I am currently trying to fine-tune the facebook/wav2vec-base
model but I am constantly running into memory issues after a few epochs:
File "/home/sfalk/miniconda3/envs/speech/lib/python3.8/site-packages/transformers/models/wav2vec2/modeling_wav2vec2.py", line 631, in forward
hidden_states, attn_weights, _ = self.attention(
File "/home/sfalk/miniconda3/envs/speech/lib/python3.8/site-packages/torch/nn/modules/module.py", line 1102, in _call_impl
return forward_call(*input, **kwargs)
File "/home/sfalk/miniconda3/envs/speech/lib/python3.8/site-packages/transformers/models/wav2vec2/modeling_wav2vec2.py", line 553, in forward
attn_weights = nn.functional.softmax(attn_weights, dim=-1)

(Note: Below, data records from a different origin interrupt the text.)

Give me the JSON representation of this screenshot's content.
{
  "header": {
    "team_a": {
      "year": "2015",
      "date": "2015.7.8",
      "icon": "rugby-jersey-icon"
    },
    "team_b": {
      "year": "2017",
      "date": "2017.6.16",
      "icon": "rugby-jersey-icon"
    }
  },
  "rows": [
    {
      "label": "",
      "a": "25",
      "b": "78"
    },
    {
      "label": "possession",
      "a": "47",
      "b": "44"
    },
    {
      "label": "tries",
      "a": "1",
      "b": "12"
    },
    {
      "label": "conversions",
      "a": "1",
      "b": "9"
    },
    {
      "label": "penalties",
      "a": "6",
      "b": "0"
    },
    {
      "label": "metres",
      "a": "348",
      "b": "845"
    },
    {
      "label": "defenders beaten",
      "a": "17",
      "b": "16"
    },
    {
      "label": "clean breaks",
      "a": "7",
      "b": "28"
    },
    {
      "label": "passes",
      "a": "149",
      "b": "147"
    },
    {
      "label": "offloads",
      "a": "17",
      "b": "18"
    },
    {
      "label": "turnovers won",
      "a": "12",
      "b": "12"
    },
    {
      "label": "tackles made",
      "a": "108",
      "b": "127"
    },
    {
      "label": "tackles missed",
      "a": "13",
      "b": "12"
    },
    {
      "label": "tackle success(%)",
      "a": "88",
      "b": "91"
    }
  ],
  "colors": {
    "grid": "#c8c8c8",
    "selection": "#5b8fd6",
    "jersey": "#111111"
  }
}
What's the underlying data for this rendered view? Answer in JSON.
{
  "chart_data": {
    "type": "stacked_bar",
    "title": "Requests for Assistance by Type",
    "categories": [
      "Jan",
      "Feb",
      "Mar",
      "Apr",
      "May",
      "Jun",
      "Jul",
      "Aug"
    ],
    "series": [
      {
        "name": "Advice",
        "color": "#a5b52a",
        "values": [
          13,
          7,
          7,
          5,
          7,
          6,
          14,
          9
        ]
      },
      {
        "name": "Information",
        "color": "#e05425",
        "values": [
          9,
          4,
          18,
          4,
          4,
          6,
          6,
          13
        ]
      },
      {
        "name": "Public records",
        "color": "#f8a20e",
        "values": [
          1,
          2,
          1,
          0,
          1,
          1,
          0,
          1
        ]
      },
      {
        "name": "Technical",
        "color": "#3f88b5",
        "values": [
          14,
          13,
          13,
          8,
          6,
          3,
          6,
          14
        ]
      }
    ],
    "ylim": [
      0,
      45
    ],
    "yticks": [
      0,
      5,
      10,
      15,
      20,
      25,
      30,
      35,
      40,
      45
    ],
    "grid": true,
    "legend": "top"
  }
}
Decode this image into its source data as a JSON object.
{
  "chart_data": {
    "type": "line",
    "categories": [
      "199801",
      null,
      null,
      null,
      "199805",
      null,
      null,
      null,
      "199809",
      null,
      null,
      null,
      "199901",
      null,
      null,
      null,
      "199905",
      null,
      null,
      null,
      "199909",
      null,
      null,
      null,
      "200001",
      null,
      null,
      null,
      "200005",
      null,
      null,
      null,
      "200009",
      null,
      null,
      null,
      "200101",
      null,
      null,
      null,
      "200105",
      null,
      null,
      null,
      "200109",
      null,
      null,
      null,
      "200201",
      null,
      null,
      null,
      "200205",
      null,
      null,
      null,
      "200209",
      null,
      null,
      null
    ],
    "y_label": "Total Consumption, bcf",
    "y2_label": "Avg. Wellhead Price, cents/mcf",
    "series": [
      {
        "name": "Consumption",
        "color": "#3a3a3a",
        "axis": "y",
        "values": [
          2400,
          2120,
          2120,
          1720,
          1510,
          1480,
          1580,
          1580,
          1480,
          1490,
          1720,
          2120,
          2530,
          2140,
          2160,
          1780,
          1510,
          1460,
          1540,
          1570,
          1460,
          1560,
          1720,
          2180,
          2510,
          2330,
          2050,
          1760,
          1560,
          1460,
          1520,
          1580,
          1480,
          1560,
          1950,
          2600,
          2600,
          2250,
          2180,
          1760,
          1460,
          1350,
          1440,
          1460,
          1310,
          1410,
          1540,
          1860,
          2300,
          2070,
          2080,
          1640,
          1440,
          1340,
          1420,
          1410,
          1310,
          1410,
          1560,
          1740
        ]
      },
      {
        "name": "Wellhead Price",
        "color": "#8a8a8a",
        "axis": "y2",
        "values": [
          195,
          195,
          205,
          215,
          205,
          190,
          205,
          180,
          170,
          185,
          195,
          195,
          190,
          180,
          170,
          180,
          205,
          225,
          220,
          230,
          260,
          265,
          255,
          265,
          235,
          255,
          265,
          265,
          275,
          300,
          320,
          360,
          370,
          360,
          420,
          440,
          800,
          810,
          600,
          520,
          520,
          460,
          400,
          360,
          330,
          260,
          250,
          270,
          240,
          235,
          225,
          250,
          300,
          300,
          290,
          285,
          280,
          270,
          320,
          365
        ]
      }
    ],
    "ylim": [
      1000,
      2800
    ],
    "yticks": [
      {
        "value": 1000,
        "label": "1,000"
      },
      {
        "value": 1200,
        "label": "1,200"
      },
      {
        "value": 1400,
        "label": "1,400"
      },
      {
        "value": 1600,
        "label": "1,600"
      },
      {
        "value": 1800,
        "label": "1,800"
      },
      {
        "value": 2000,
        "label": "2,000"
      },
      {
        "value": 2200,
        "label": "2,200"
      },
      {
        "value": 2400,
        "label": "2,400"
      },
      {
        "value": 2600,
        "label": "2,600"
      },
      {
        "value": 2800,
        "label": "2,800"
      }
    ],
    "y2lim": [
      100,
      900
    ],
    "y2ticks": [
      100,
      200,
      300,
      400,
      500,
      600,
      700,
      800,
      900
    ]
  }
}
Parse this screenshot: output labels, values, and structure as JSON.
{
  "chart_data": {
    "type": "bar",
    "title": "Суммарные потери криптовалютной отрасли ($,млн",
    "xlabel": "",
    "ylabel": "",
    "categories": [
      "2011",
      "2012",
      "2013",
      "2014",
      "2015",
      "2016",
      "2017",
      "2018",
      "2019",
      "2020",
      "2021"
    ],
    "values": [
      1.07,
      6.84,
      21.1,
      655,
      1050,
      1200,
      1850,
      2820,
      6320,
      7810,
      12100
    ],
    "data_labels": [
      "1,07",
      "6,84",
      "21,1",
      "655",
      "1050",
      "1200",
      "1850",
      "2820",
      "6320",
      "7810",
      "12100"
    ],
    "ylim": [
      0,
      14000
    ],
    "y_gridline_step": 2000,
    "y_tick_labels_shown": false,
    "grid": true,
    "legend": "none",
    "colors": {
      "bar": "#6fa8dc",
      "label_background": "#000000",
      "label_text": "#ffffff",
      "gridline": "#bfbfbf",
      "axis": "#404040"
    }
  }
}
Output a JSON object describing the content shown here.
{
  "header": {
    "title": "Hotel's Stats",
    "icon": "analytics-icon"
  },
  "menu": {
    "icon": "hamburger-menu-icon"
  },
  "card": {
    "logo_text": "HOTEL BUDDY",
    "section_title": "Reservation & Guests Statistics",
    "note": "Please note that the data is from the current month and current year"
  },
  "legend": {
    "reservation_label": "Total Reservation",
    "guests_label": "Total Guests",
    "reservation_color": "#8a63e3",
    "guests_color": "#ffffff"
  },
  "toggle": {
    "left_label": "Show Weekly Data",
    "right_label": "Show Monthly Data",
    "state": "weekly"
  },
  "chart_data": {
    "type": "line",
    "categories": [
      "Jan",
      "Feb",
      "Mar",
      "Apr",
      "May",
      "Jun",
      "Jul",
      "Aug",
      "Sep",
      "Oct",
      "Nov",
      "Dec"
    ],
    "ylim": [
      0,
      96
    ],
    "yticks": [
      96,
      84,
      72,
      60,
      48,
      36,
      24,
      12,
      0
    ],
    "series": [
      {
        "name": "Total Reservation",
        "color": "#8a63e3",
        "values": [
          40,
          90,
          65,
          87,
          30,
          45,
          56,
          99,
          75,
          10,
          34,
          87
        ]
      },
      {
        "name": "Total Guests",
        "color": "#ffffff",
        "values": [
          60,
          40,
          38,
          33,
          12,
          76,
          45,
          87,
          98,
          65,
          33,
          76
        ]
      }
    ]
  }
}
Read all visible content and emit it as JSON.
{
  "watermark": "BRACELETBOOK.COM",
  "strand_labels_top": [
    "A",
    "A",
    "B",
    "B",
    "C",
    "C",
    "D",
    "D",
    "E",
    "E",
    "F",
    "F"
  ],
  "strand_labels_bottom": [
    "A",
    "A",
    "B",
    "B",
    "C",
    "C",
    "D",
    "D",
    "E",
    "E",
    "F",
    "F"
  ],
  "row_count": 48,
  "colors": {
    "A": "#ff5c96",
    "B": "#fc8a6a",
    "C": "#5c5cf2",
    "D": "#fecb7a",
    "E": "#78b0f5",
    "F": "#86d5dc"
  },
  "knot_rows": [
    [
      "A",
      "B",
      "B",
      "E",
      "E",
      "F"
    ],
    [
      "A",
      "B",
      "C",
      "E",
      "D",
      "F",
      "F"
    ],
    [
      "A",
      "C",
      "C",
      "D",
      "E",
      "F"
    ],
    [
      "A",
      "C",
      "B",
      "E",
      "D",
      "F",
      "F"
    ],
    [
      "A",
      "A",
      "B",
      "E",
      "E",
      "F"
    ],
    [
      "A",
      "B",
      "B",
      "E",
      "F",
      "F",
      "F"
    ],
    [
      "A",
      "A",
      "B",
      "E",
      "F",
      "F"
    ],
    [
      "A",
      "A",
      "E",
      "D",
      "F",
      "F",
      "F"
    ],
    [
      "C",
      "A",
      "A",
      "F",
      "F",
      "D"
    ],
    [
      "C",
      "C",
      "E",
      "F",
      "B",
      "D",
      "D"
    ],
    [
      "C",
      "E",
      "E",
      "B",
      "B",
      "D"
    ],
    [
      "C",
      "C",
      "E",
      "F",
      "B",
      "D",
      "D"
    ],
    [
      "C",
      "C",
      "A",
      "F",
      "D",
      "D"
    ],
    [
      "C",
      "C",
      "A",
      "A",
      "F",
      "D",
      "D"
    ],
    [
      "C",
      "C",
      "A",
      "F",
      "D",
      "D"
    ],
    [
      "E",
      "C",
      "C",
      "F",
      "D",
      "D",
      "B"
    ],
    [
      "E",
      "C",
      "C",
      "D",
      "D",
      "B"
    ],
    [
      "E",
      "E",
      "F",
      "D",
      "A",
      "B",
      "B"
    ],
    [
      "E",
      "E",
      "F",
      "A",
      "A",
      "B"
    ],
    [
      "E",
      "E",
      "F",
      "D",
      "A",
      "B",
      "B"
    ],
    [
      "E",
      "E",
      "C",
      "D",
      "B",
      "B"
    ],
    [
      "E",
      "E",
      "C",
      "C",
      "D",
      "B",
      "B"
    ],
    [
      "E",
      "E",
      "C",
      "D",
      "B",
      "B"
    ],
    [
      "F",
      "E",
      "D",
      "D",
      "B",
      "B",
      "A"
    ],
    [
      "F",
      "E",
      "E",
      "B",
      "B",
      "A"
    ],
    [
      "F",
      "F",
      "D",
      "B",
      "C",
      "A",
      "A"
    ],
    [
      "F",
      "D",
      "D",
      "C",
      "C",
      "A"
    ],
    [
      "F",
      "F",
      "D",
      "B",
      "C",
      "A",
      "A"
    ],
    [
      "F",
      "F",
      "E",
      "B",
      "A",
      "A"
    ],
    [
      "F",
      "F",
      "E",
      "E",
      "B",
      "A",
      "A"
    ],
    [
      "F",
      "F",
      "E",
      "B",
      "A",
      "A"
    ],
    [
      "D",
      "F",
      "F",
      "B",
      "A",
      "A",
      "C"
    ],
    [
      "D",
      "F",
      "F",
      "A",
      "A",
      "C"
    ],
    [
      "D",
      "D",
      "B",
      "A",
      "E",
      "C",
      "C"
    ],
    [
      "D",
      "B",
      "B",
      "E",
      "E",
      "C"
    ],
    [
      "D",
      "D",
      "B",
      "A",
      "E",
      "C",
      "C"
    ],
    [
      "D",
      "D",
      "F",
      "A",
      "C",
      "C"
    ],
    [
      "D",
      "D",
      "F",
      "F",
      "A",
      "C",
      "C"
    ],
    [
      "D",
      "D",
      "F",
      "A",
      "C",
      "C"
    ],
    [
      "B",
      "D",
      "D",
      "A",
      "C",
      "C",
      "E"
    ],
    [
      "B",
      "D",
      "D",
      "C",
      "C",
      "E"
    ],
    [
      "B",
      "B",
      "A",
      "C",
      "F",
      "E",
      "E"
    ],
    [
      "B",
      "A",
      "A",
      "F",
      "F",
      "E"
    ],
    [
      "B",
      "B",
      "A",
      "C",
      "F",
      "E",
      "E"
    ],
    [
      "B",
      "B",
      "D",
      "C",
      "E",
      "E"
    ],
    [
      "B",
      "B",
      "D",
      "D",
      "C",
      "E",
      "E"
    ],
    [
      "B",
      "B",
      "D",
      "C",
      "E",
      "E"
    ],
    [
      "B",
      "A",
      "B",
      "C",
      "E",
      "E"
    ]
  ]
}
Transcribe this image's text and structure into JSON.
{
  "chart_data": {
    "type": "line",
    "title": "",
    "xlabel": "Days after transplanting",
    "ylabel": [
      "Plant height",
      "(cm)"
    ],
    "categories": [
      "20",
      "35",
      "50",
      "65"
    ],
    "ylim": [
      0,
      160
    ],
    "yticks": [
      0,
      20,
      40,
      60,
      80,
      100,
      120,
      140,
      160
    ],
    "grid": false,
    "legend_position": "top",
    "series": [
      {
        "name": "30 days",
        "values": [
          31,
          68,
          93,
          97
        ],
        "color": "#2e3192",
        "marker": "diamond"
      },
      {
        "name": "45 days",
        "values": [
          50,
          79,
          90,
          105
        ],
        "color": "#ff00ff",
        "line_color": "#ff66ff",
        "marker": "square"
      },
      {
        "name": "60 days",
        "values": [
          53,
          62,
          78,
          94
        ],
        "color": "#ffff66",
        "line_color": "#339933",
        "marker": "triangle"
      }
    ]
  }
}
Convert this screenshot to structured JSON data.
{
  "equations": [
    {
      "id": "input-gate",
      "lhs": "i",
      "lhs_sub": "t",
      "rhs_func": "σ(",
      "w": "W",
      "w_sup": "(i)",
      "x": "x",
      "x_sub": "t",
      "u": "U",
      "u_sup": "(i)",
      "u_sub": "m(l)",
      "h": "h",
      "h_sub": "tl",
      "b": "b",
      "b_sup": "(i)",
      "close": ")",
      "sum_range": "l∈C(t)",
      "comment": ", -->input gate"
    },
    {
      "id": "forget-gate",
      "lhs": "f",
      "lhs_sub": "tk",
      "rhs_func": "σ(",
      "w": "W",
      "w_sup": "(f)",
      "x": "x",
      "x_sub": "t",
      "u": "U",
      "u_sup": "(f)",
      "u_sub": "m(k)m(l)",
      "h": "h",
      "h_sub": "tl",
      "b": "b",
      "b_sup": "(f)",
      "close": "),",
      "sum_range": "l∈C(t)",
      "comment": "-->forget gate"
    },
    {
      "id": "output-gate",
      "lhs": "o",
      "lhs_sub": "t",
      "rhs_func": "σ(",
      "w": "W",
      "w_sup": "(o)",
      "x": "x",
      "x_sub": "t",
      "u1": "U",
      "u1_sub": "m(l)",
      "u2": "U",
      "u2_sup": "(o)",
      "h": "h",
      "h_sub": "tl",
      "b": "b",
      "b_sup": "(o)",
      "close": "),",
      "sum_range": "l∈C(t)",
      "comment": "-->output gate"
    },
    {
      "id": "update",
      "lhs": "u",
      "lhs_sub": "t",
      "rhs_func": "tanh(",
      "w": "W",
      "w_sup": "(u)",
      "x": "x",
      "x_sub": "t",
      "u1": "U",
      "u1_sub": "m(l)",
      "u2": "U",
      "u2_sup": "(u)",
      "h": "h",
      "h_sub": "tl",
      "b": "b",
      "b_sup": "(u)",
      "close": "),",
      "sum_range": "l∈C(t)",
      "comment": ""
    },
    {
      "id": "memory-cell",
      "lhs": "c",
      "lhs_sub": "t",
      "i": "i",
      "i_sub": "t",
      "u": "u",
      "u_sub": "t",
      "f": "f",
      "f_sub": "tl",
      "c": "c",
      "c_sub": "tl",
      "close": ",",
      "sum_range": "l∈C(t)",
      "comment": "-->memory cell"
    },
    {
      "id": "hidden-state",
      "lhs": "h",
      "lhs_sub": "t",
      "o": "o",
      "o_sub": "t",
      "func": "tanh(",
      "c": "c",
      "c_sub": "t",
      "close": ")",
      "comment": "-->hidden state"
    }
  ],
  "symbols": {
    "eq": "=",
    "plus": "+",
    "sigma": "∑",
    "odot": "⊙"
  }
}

File "/home/sfalk/miniconda3/envs/speech/lib/python3.8/site-packages/torch/nn/functional.py", line 1680, in softmax
ret = input.softmax(dim)
RuntimeError: CUDA out of memory. Tried to allocate 4.24 GiB (GPU 0; 10.92 GiB total capacity; 5.63 GiB already allocated; 3.44 GiB free; 6.67 GiB reserved in total by PyTorch) If reserved memory is >> allocated memory try setting max_split_size_mb to avoid fragmentation. See documentation for Memory Management and PYTORCH_CUDA_ALLOC_CONF
I am running this training on 4x GeForce 1080 GTX (11GB VRAM each) using only a batch-size of 1 and no gradient-accumulation whatsoever.
Can I do anything about this? Should I use a smaller model to begin with? If so… what options do I have?